Here on Barra, one still feels connected with the wider world, but in a very different way. This morning, I heard the sad tale of the short life of Freya, the great-niece of a gentleman who lives up at Eoligarry at the north end of the island. Freya died within two hours of her birth. Her funeral is today.
Another funeral had been scheduled for tomorrow. Morag passed away in Campbeltown last week at the age of 71. But the boat from the Scottish mainland to Castlebay – the main settlement on Barra - was cancelled, so it’s not possible to bring Morag’s remains to the island. So tomorrow’s Requiem Mass for Morag has been postponed.
Islands breed patience – among both the living and the dead. Especially in mid-winter in Barra, when the storms can be relentless. You never really quite know when the boats will go. High winds and sea swell play havoc with the timetables. For those who are used to planning their travel ages in advance, the whims of the weather can be very troubling.

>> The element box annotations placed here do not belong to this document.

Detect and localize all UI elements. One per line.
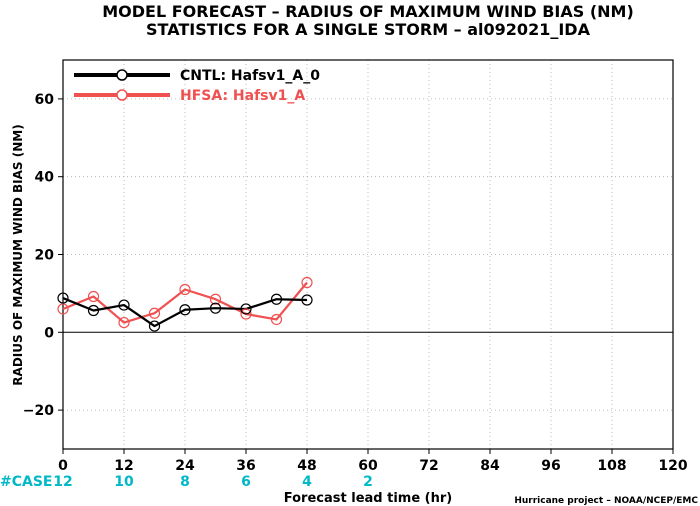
series-1-point — [87, 290, 100, 303]
x-tick-label: 108 — [597, 458, 626, 474]
case-label: #CASE — [0, 474, 53, 490]
series-1-point — [209, 293, 222, 305]
y-axis-label: RADIUS OF MAXIMUM WIND BIAS (NM) — [11, 124, 25, 385]
case-count: 8 — [180, 474, 190, 490]
x-axis-label: Forecast lead time (hr) — [284, 491, 452, 506]
case-count: 12 — [53, 474, 72, 490]
case-count: 4 — [302, 474, 312, 490]
series-0-point — [301, 294, 313, 306]
credit-text: Hurricane project – NOAA/NCEP/EMC — [514, 496, 698, 506]
series-1-point — [118, 316, 130, 329]
grid-lines — [63, 60, 673, 449]
series-1-point — [270, 313, 283, 326]
series-1-point — [57, 303, 69, 315]
case-count: 6 — [241, 474, 251, 490]
series-0-point — [57, 292, 69, 304]
case-count: 2 — [363, 474, 373, 490]
series-line-0 — [62, 297, 308, 328]
x-tick-label: 60 — [358, 458, 378, 474]
legend-label-0: CNTL: Hafsv1_A_0 — [180, 68, 320, 84]
series-0-point — [270, 293, 283, 305]
series-1-point — [301, 276, 313, 289]
x-tick-label: 36 — [236, 458, 255, 474]
x-tick-label: 84 — [480, 458, 500, 474]
legend-label-1: HFSA: Hafsv1_A — [180, 88, 305, 104]
x-tick-label: 0 — [58, 458, 68, 474]
series-line-1 — [62, 281, 308, 324]
series-1-point — [179, 283, 191, 296]
x-tick-label: 24 — [175, 458, 195, 474]
series-0-point — [148, 320, 161, 332]
legend-marker-1 — [116, 89, 128, 101]
axis-ticks: 0 12 24 36 48 60 72 84 96 108 120 −20 0 20 40 60 — [23, 92, 688, 474]
y-tick-label: 0 — [44, 325, 54, 341]
series-1-point — [240, 308, 252, 320]
y-tick-label: 40 — [35, 170, 55, 186]
y-tick-label: 60 — [35, 92, 55, 108]
x-tick-label: 120 — [658, 458, 687, 474]
legend: CNTL: Hafsv1_A_0 HFSA: Hafsv1_A — [74, 68, 320, 104]
chart-title-line1: MODEL FORECAST – RADIUS OF MAXIMUM WIND … — [102, 2, 634, 21]
series-group — [57, 276, 313, 332]
series-0-point — [87, 304, 100, 317]
x-tick-label: 96 — [541, 458, 560, 474]
x-tick-label: 72 — [419, 458, 438, 474]
case-counts: #CASE 12 10 8 6 4 2 — [0, 474, 373, 490]
series-0-point — [179, 304, 191, 316]
series-0-point — [240, 303, 252, 315]
chart-title-line2: STATISTICS FOR A SINGLE STORM – al092021… — [146, 20, 591, 39]
case-count: 10 — [114, 474, 134, 490]
y-tick-label: 20 — [35, 248, 55, 264]
legend-marker-0 — [116, 69, 128, 81]
series-0-point — [118, 299, 130, 311]
x-tick-label: 48 — [297, 458, 316, 474]
series-0-point — [209, 302, 222, 314]
x-tick-label: 12 — [114, 458, 133, 474]
y-tick-label: −20 — [23, 403, 54, 419]
series-1-point — [148, 307, 161, 319]
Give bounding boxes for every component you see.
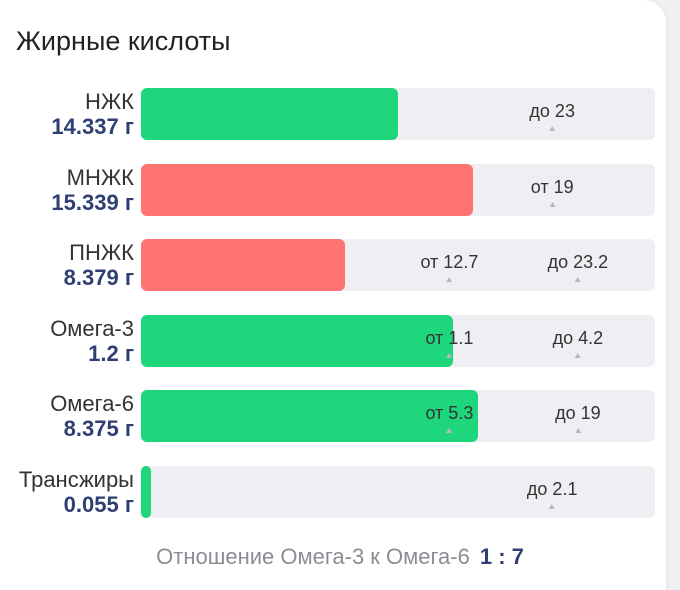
marker-tick-icon [549,201,556,207]
norm-marker-label: до 2.1 [526,479,578,499]
nutrient-row: НЖК 14.337 г до 23 [0,88,666,140]
norm-marker: до 4.2 [552,315,604,367]
marker-tick-icon [549,504,556,509]
norm-marker: до 2.1 [526,466,578,518]
nutrient-amount: 15.339 г [51,189,134,215]
nutrient-name: Трансжиры [18,467,134,492]
norm-marker-label: до 23.2 [547,252,609,273]
norm-marker: от 1.1 [425,315,473,367]
nutrient-name: НЖК [84,89,134,114]
nutrient-label: Трансжиры 0.055 г [19,468,134,518]
progress-fill [141,88,398,140]
section-title: Жирные кислоты [16,26,231,56]
norm-marker-label: до 19 [555,403,601,424]
nutrient-amount: 0.055 г [63,492,134,517]
progress-fill [141,314,453,367]
nutrient-name: Омега-3 [50,315,134,341]
nutrient-amount: 14.337 г [51,114,134,139]
nutrient-row: ПНЖК 8.379 г от 12.7 до 23.2 [0,239,666,292]
norm-marker-label: до 4.2 [552,327,604,348]
norm-marker: до 23.2 [547,239,609,291]
norm-marker: от 5.3 [425,390,473,442]
nutrient-row: МНЖК 15.339 г от 19 [0,163,666,216]
marker-tick-icon [574,277,581,283]
progress-track: от 1.1 до 4.2 [141,314,655,367]
nutrient-label: Омега-6 8.375 г [50,392,134,442]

For us, however, there is a rare pleasure in being at the mercy of the elements. One feels connected with nature in a way which is harder to discern in Berlin. In Barra, there is a real sense of a link to things that are sacred and simple. That, in part, is due to the Barra landscape.
I paused this morning in driving snow by a ruined chapel at Eoligarry, where a stone bears a runic inscription which reveals that it is a memorial to Thorgerth, Steinar’s daughter. The reverse side of the stone has a beautiful Celtic design with interlaced plaits. It’s a reminder that this island has seen Norse and Irish settlers who all brought their own rites and rituals.
Across Barra, there are stone rings and burial cairns which all attest to the importance of ceremony in the Barra landscape. But ceremony here is not merely a matter of history, for the rhythm of the week in this deeply Catholic part of the Outer Hebrides is shaped in part by the daily Mass schedule - and that timetable, it has to be said, is rather more predictable than the boats. So today being Tuesday, the morning Mass was at Eoligarry. Apart from any spiritual blessings, Tuesday Mass at Eoligarry gives a good pretext to stop afterwards at the café of Barra's small airport where, even if there are no planes, decent coffee is served with a fine view of the great cockle strand which doubles as the airport's runway.
It is a fine spot just to think. Back in Berlin, the lives and deaths of Freya and Morag would never have touched me in the manner in which they do in Barra. There is a very real sense in which I find myself more connected in Barra than would ever be the case in a big city. Wilderness, and island wilderness in particular, brings its own special graces.